Lydia and I make a list of all the things we’ve lost. The bread, the good cheese, the green bottle of wine, a Sydney Lumet book, a cutting board, a small rug from the bathroom.
We hunt through her house and notice a plate missing above the pelmet. The curtains from a window in Lydia’s study. A pair of shoes.
We add the two items found: underwear and the television. The police suggest installing a monitoring system, and Lydia has agreed.
25 I help Max set a course of cinder blocks under a house. The basement excavated and the dirt thrown to the side for a vegetable garden. Max says, On the job, when the foreman yells for mortar, the labourer throws in a handful of stones. That slows up the bricklayer he has to pick out the stones. The stones are called the hearts of the labourer.
He shows me the plumb. The line is the line, he says. You go just inside it with the bricks, you never touch the line. If you move the line, then you have no line.
Max knows a bricklayer who doesnt know eighths. If the measurement is seven-eighths, he will say a strong three-quarters. Five-eighths is a weak three-quarters.
He says how many bricks it takes depends on the job. If youre paid by the brick, then if you have to break a brick in two for instance, around a window you throw away the other half of brick. If youre being paid a wage, then you save the half-brick and use it on the next course of bricks. Those half-bricks add up.
26 We’re invited to a barbecue at Alex’s, but Lydia is shooting an underwater scene at the fluvarium. Craig has become a volunteer, helping the cameraman.

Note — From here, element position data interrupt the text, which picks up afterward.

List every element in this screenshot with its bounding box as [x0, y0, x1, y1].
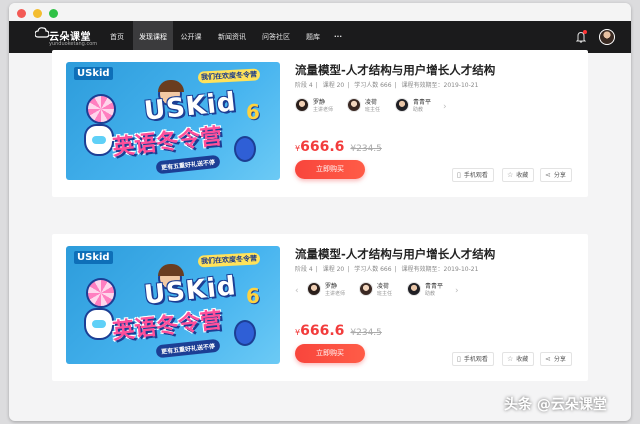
- course-cover-image[interactable]: USkid 我们在欢度冬令营 USKid 6 英语冬令营 更有五重好礼送不停: [66, 246, 280, 364]
- course-learner-count: 学习人数 666: [354, 266, 392, 273]
- cover-number: 6: [246, 284, 260, 308]
- teacher-avatar: [307, 282, 321, 296]
- course-title[interactable]: 流量模型-人才结构与用户增长人才结构: [295, 62, 495, 78]
- lollipop-icon: [86, 94, 116, 124]
- teacher-name: 罗静: [313, 99, 326, 106]
- robot-mascot-icon: [84, 308, 114, 340]
- nav-item-home[interactable]: 首页: [101, 21, 133, 53]
- teacher-role: 主讲老师: [313, 107, 334, 113]
- share-icon: ⋖: [545, 171, 551, 179]
- share-button[interactable]: ⋖ 分享: [540, 352, 572, 366]
- nav-item-public-courses[interactable]: 公开课: [173, 21, 209, 53]
- course-meta: 阶段 4 | 课程 20 | 学习人数 666 | 课程有效期至：2019-10-21: [295, 82, 479, 89]
- original-price: ¥234.5: [350, 144, 382, 154]
- teacher-role: 班主任: [377, 291, 393, 297]
- price-block: ¥666.6 ¥234.5: [295, 136, 382, 155]
- nav-item-question-bank[interactable]: 题库: [299, 21, 327, 53]
- star-icon: ☆: [507, 355, 514, 363]
- top-navbar: 云朵课堂 yunduoketang.com 首页 发现课程 公开课 新闻资讯 问…: [9, 21, 631, 53]
- chevron-right-icon[interactable]: ›: [443, 102, 447, 112]
- teacher-name: 罗静: [325, 283, 338, 290]
- nav-more-button[interactable]: ···: [327, 21, 349, 53]
- favorite-button[interactable]: ☆ 收藏: [502, 168, 535, 182]
- phone-icon: ▯: [457, 355, 461, 363]
- price-block: ¥666.6 ¥234.5: [295, 320, 382, 339]
- course-card[interactable]: USkid 我们在欢度冬令营 USKid 6 英语冬令营 更有五重好礼送不停 流…: [52, 50, 588, 197]
- original-price: ¥234.5: [350, 328, 382, 338]
- cover-gift-text: 更有五重好礼送不停: [155, 338, 221, 359]
- course-stage: 阶段 4: [295, 82, 313, 89]
- window-titlebar: [9, 3, 631, 21]
- share-button[interactable]: ⋖ 分享: [540, 168, 572, 182]
- balloon-icon: [234, 136, 256, 162]
- teacher-role: 助教: [413, 107, 424, 113]
- maximize-window-button[interactable]: [49, 9, 58, 18]
- balloon-icon: [234, 320, 256, 346]
- teacher-name: 凌荷: [365, 99, 378, 106]
- cloud-logo-icon: [35, 27, 49, 38]
- teacher-avatar: [295, 98, 309, 112]
- robot-mascot-icon: [84, 124, 114, 156]
- buy-now-button[interactable]: 立即购买: [295, 160, 365, 179]
- cover-gift-text: 更有五重好礼送不停: [155, 154, 221, 175]
- cover-number: 6: [246, 100, 260, 124]
- course-card[interactable]: USkid 我们在欢度冬令营 USKid 6 英语冬令营 更有五重好礼送不停 流…: [52, 234, 588, 381]
- course-title[interactable]: 流量模型-人才结构与用户增长人才结构: [295, 246, 495, 262]
- teacher-role: 班主任: [365, 107, 381, 113]
- course-expiry: 课程有效期至：2019-10-21: [401, 82, 479, 89]
- course-cover-image[interactable]: USkid 我们在欢度冬令营 USKid 6 英语冬令营 更有五重好礼送不停: [66, 62, 280, 180]
- cover-slogan: 我们在欢度冬令营: [197, 252, 261, 268]
- teacher-name: 青青平: [425, 283, 444, 290]
- teacher-role: 助教: [425, 291, 436, 297]
- minimize-window-button[interactable]: [33, 9, 42, 18]
- current-price: 666.6: [300, 139, 345, 155]
- current-price: 666.6: [300, 323, 345, 339]
- course-stage: 阶段 4: [295, 266, 313, 273]
- share-icon: ⋖: [545, 355, 551, 363]
- teacher-avatar: [407, 282, 421, 296]
- chevron-left-icon[interactable]: ‹: [295, 286, 299, 296]
- cover-slogan: 我们在欢度冬令营: [197, 68, 261, 84]
- nav-item-discover-courses[interactable]: 发现课程: [133, 21, 173, 53]
- teacher-list: 罗静 主讲老师 凌荷 班主任 青青平 助教 ›: [295, 96, 495, 116]
- buy-now-button[interactable]: 立即购买: [295, 344, 365, 363]
- course-lesson-count: 课程 20: [322, 82, 345, 89]
- source-watermark: 头条 @云朵课堂: [504, 397, 607, 413]
- notification-dot: [583, 30, 587, 34]
- close-window-button[interactable]: [17, 9, 26, 18]
- teacher-avatar: [359, 282, 373, 296]
- teacher-avatar: [347, 98, 361, 112]
- mobile-watch-button[interactable]: ▯ 手机观看: [452, 352, 494, 366]
- user-avatar[interactable]: [599, 29, 615, 45]
- teacher-avatar: [395, 98, 409, 112]
- favorite-button[interactable]: ☆ 收藏: [502, 352, 535, 366]
- nav-item-news[interactable]: 新闻资讯: [211, 21, 253, 53]
- teacher-name: 凌荷: [377, 283, 390, 290]
- course-lesson-count: 课程 20: [322, 266, 345, 273]
- course-learner-count: 学习人数 666: [354, 82, 392, 89]
- cover-brand-tag: USkid: [74, 67, 113, 80]
- teacher-list: ‹ 罗静 主讲老师 凌荷 班主任 青青平 助教 ›: [295, 280, 495, 300]
- course-meta: 阶段 4 | 课程 20 | 学习人数 666 | 课程有效期至：2019-10-21: [295, 266, 479, 273]
- star-icon: ☆: [507, 171, 514, 179]
- course-expiry: 课程有效期至：2019-10-21: [401, 266, 479, 273]
- nav-item-qa-community[interactable]: 问答社区: [255, 21, 297, 53]
- site-logo[interactable]: 云朵课堂 yunduoketang.com: [35, 25, 107, 49]
- cover-brand-tag: USkid: [74, 251, 113, 264]
- teacher-role: 主讲老师: [325, 291, 346, 297]
- lollipop-icon: [86, 278, 116, 308]
- phone-icon: ▯: [457, 171, 461, 179]
- browser-window: 云朵课堂 yunduoketang.com 首页 发现课程 公开课 新闻资讯 问…: [9, 3, 631, 421]
- teacher-name: 青青平: [413, 99, 432, 106]
- site-domain: yunduoketang.com: [49, 41, 98, 47]
- chevron-right-icon[interactable]: ›: [455, 286, 459, 296]
- mobile-watch-button[interactable]: ▯ 手机观看: [452, 168, 494, 182]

At the barbecue, Wilf sings a song whose only line is: Please come back to me.
There are murmurs of a swim. Alex wants me to stay behind, but it’s safer to swim. So she comes along. We follow Max to Long Pond, which is rimmed in distant orbs of street-lamps. A wharf that sinks a little when we step on it. There’s a wind here, cooler. Max strips off and is in first, his cry. As Alex undresses I see her small breasts. We all jump in. Except Oliver. We lose the moon and a short, swift rain falls. I can’t feel the rain, only see it puncturing the surface of the pond, and the punctures look like nipples, a pond of nipples. Then the moon returns. A quarter moon.
Look at the moon.
Look at the ass on that moon.
Oliver: I can’t believe you havent thrown me in.
He looks big, with a gut, and old.
I tell all this to Lydia and she says, At about the time you were skinny-dipping I had parked the car with Craig by the fluvarium. We caught that rain. We were probably looking right over at you.
27 Una skipping in the baseball diamond. We are following our noses. This is what skipping would be like, Una says, if it was an Olympic event. She whirls fast.
I ask, Why isnt it?
Because it’s a kid’s game.
She says, In India they dont skip rope.
Why not?
Pause. Culture, she says.
She knows this because in both movie versions of the Secret Garden they discuss India and skipping.
Maisie and I have decided to enter the CBC short-story contest. I’m culling a story from the journals. I havent written a story in months.
28 We take sea kayaks out into Bay Bulls. I watch Lydia lean back and paddle along the coast, across from Bread and Cheese Point. A cave with a baby gull bobbing in low tide. Lost and fluffy. Panels of rock slanting into the sea. A ledge to keep off or you’ll be capsized.